Haskell model programs can better adapt to usage context than programs 
using the Cabal model.

For example, suppose someone produces an implementation of module M 
that works especially well on a particular platform/OS or fulfills a 
particular memory/cpu tradeoff.

Under the Haskell model, a user would be free to use such in 
implementation in any program that uses module M.

Under the Cabal model, the user could use this module only in programs 
that build-depends on versions of packages that know to provide this 
implementation in this particular context.

== Hackage ==

Haskell Hackage is a mapping from module names to package locations.

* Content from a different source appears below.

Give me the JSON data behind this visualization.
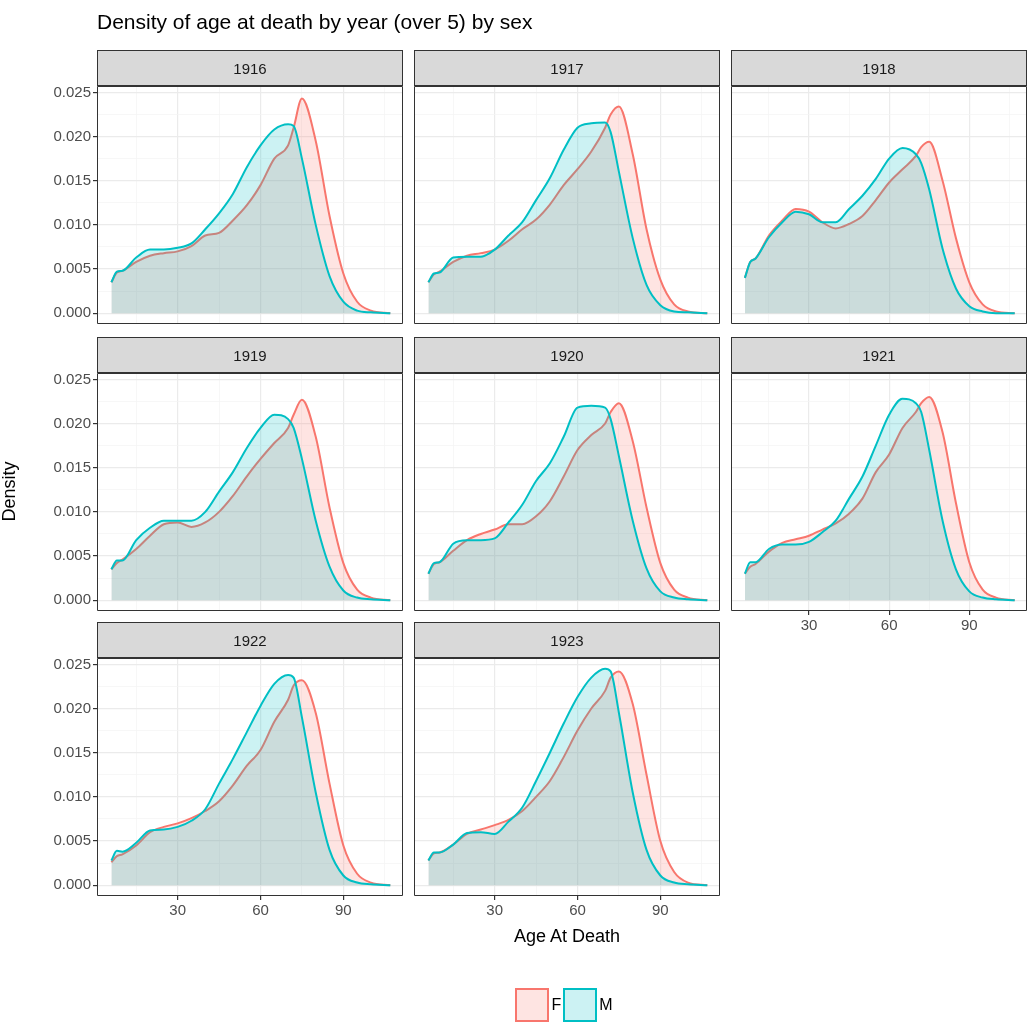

Cabal Hackage is a mapping from package names to package locations.

== Conclusion ==

You said earlier that module names should be functional and package 
names should be administrative.  To me, that is a clear endorsement of 
the Haskell model.  However, in this discussion you and SPJ appear to 
have drifted away from it.  I hope I have convinced you to stick with 


S. Alexander Jacobson tel:917-770-6565

On Tue, 19 Apr 2005, Simon Marlow wrote:

> On 18 April 2005 21:18, S. Alexander Jacobson wrote:
>> I just reread my prior post and realized that it was not entirely in
>> english.  Trying again...
>> Module names in import statements refer to module specifications not
>> module implementations.  e.g. if Prelude refers to a spec not an
>> implementation, then use of any module that uses the Prelude must also
>> refer to a spec rather than an implementation.
>> Module users select hardware platform, operating system, compiler,
>> etc. They should also be selecting the best modules implementations
>> for their context. Module packagers lack enough information about user
>> context to do so.
>> The problem with build-depends and the Package Overlap Restriction is
>> that they move decision making from module users to module packagers.
>> Build-depends is far more egregious than POR and far more optional.
> I think you misunderstand build-depends.  It allows the author of a
> library to specify which implementations of a dependency are compatible
> with the source code of the current package; i.e. which packages will
> satisfy the dependency.
> (I'd be happier if you'd call the Package Overlap Restriction the Module
> Overlap Restriction, since it really has nothing to do with packages:
> Haskell 98 contains this restriction).
>> Packages should simply be collections of module implementations with
>> meta-data about how/where those implementations are best used.
>> Users should then select implementations from (Hackage) catalogs of
> these
>> (Cabal) packages as needed.
>> Therefore, we need to remove build-depends tags from Cabal files (or
>> change their semantics), and make Hackage a full catalog
>> serving/replication protocol.
> Removing build-depends would impose the restriction that a module can
> never change its interface, ever.  Additionally, users are required to
> choose between available implementations, whether they want to or not.
> This appears to be the nub of the issue: I'm opposed to adding this
> restriction.
> Perhaps you could elaborate on how you would implement versioning in
> that scenario, and how we could add to or change existing interfaces?